From the Collection: Yale University. Department of Manuscripts and Archives
Published / Created:
undated
Call Number:
MS 650
Container / Volume:
Box 1, folder 86
Image Count:
1
Description:
Frames 11-33 show Cdte. Raul Chibas touring the perimeters of the rebel-controlled area in the Maffo-Matias-Bijagual-El Corojo-San Pablo de Yao area, looking for potential defectors from government forces. Frames 5-10 show the peloton of Capt. Henrique Boronat searching a suspicious house.
From the Collection: Yale University. Department of Manuscripts and Archives
Published / Created:
undated
Call Number:
MS 650
Container / Volume:
Box 1, folder 88
Image Count:
1
Description:
A potpourri of scenes of "behind rebel lines" daily life in the Santiago-Bayam zone. Frames 4-6 show Lt. Vilo Acuha testing homemade rifle-grenade launcher. (Acuha, then a Dcte., died with Che Guevara in Bolivia.) Frames 14-22 show a typical behind-the lines elementary school run by guerrilla command. Rebels began rural "alfabetizacion" program during this period. Frames 27-32 show three captured Batista Army officers who had decided to join the rebels. Cdte. Jose Quevedo is center: Capt. (fnu) Duran is left. The numberless, lower right-hand corner frame shows Cdte. Humberto Sorí Marin, then Rebel Army Judge Advocate General, with Capt. Ernesto Aloma Sabas, chief of Seccion del Café (beard). See also Print 11.

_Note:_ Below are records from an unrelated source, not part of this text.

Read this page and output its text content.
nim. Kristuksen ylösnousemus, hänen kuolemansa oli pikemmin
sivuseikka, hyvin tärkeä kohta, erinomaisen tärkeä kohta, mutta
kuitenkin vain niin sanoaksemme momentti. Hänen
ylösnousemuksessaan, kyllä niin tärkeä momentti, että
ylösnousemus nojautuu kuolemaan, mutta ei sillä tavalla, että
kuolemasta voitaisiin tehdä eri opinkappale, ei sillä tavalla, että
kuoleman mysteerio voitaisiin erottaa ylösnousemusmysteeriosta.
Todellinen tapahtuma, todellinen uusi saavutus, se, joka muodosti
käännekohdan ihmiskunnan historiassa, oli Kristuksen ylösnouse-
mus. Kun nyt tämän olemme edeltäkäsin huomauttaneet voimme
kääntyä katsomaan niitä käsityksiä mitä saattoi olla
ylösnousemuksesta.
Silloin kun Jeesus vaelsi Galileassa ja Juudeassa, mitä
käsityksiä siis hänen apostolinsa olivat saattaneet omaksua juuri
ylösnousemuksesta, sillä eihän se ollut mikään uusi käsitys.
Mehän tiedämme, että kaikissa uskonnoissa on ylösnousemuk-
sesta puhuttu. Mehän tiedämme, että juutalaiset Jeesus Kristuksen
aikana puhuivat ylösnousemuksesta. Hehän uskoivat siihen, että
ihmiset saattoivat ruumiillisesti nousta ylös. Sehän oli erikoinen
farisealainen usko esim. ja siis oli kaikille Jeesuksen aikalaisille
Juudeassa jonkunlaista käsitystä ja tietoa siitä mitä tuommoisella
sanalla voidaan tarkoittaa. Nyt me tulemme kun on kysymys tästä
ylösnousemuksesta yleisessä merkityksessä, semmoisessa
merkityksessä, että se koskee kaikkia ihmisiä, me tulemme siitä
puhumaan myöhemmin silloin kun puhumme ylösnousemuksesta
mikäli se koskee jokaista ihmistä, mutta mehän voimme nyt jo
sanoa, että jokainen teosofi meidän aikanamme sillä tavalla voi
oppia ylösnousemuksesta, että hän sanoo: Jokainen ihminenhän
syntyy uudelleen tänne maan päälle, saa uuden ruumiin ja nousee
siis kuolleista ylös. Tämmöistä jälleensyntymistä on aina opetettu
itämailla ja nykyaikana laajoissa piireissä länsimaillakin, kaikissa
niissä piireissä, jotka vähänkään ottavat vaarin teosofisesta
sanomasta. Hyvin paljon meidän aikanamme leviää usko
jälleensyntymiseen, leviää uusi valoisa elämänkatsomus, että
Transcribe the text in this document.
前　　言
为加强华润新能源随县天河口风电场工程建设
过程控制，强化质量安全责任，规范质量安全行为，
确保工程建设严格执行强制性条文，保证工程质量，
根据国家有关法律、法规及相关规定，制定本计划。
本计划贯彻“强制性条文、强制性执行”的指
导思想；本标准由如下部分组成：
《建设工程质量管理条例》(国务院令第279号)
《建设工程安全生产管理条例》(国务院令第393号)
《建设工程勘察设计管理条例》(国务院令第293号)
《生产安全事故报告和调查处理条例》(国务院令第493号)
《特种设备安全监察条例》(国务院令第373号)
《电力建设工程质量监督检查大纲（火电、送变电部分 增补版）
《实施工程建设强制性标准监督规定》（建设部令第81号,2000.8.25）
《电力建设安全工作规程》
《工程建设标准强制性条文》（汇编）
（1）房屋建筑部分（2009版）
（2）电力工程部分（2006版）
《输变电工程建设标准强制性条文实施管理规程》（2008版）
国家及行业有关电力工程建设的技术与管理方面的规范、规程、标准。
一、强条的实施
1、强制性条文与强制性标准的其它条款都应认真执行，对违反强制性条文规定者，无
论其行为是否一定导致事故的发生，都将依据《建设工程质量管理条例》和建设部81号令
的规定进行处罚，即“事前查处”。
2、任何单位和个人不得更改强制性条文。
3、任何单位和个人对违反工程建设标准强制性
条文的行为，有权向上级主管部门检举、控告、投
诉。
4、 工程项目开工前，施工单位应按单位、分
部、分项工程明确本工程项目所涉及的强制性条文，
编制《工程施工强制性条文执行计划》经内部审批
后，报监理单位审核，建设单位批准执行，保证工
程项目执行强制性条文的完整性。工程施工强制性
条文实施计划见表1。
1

From the Collection: Yale University. Department of Manuscripts and Archives
Published / Created:
undated
Call Number:
MS 650
Container / Volume:
Box 1, folder 89
Image Count:
1
Description:
Cdte. Juan Almeida Bosque, shown here in Frame 23 (Negro officer with beard and sombrero). In Frame 18, et seq. he is shown interrogating a very fat young woman (Frame 19) suspected of being a government informer. Frame 9: group of rebel radio and administrative staff including Melba Hernandez (extreme right, curlers, scarf), one of two women protagonists of Mocada attack on July 26, 1953.